When I try the same style of annotation with a smaller gene set (~200) or my covariate set (~50), it seems to work fine. Under the hood, is there an explicit limit to the number of phenotypes (or the total length of their names)? Is there any way I can avoid this error and still make annotate_cols work?
The reason not to do ** is that it expands out into a HUGE list of keyword arguments in Python. This is useful in many cases, but when dealing with tremendously large schemas like yours, it’s going to be very inefficient.
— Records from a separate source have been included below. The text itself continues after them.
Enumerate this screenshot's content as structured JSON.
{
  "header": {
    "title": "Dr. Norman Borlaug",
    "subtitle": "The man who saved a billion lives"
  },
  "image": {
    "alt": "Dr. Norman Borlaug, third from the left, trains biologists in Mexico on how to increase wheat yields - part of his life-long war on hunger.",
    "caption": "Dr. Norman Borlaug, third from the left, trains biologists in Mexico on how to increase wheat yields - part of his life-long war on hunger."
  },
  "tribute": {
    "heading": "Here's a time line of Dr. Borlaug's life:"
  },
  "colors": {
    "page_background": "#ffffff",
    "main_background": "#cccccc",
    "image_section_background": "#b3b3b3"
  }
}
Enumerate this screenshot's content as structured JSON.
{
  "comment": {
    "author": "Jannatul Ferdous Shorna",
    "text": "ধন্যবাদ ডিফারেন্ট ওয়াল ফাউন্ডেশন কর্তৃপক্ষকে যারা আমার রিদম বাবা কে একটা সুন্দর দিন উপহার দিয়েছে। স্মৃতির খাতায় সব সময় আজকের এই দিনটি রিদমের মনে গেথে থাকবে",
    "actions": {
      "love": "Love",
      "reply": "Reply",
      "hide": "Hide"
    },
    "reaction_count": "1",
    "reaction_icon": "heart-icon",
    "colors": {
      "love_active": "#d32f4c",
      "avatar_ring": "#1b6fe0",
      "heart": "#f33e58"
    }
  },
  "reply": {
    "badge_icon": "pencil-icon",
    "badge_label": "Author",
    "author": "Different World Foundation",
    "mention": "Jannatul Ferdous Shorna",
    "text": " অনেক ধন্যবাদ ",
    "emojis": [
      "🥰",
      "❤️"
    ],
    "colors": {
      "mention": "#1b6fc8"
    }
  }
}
It’s much harder for our compiler to work with.
FatalError: RuntimeException: Method code too large!
Java stack trace:
java.lang.RuntimeException: Method code too large!
at is.hail.relocated.org.objectweb.asm.MethodWriter.a(Unknown Source)
at is.hail.relocated.org.objectweb.asm.ClassWriter.toByteArray(Unknown Source)
at is.hail.asm4s.FunctionBuilder.classAsBytes(FunctionBuilder.scala:293)
at is.hail.asm4s.FunctionBuilder.result(FunctionBuilder.scala:325)
at is.hail.expr.CM.runWithDelayedValues(CM.scala:80)
at is.hail.expr.Parser$.is$hail$expr$Parser$$evalNoTypeCheck(Parser.scala:60)
at is.hail.expr.Parser$.eval(Parser.scala:73)
at is.hail.expr.Parser$.parseExpr(Parser.scala:88)
at is.hail.variant.MatrixTable.selectCols(MatrixTable.scala:989)
at sun.reflect.NativeMethodAccessorImpl.invoke0(Native Method)
at sun.reflect.NativeMethodAccessorImpl.invoke(NativeMethodAccessorImpl.java:62)
at sun.reflect.DelegatingMethodAccessorImpl.invoke(DelegatingMethodAccessorImpl.java:43)
at java.lang.reflect.Method.invoke(Method.java:498)
at py4j.reflection.MethodInvoker.invoke(MethodInvoker.java:244)
at py4j.reflection.ReflectionEngine.invoke(ReflectionEngine.java:357)
at py4j.Gateway.invoke(Gateway.java:280)
at py4j.commands.AbstractCommand.invokeMethod(AbstractCommand.java:132)
at py4j.commands.CallCommand.execute(CallCommand.java:79)
at py4j.GatewayConnection.run(GatewayConnection.java:214)
at java.lang.Thread.run(Thread.java:748)
Hail version: devel-907a817
Error summary: RuntimeException: Method code too large!
I tried a couple of values for the newest version of hail as well - looks like 1000 is too long and 800 is fine, but I haven’t tested further.
I also tried using select() with the list of genes, but it gave the same error. What would be the alternative here?
Seems like this method works - I see that the rows are incorporated into a struct with the name gene_data, and I need to modify the linear_regression code as such:
hl.linear_regression([analysis_set.gene_data[g] for g in chrom_gene_list], analysis_set.AC)
Thank you! I think I understand how the syntax works a little better now.